Real

I was shattered and flooded with the euphoria of truth all in the same motion.

It came like that, when I felt lost, the bricks under my feet beginning to dissolve.

What is happening to me, help, someone explain.

I feel shattered, no gradual loosening, and that typhon of euphoria,

Why am I crying and feeling wonderment at the same time?

What am I crying about?

Let me explain what’s happening to me.

But I can’t, I can’t, I can’t stop crying.

I don’t know what’s happening to me.

Now I need actual help not some pretend game.

I need the actual God

I need the actual Divine Being, the one that comes down out of Heaven and actually does something.

I need that guy.

 

I’ll be real now, I’ll be real now.

I can stop pretending.

I don’t have to worry any more.
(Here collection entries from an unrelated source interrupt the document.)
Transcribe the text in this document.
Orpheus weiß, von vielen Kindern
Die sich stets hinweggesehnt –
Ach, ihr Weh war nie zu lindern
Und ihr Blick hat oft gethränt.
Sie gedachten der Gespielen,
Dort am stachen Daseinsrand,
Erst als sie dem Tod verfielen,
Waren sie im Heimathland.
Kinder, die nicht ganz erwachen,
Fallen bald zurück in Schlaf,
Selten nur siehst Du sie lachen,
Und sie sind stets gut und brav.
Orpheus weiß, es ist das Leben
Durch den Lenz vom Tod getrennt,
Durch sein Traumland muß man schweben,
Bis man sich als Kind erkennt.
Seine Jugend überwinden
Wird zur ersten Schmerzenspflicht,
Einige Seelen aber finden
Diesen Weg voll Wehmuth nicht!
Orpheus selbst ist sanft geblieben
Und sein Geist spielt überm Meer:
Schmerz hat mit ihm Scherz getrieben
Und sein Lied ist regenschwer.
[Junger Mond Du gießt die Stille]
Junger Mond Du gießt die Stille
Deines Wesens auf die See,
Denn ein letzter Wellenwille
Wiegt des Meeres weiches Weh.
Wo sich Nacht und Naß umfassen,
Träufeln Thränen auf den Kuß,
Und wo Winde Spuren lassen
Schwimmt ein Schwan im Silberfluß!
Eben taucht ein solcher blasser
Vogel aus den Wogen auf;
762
I can drop the pretense.

It is so…so exhausting.

I didn’t know. I just didn’t know. I just never knew.

I don’t have to live for other people’s opinions anymore.

I am free to chose my life, my direction and my actions and I chose to be free.

So………………I will not strike back, because I am not here

My door is open

You can come in from the cold

Leave everything at the door, for I wish you to be free too

You won’t be hiding anything from me anyway, so don’t exhaust yourself trying.

You cannot get me to join in your game of accuse, defend and win

For I am free and I chose balance and continuity and I damn forkin love people.

And I can finally stop pretending I don’t.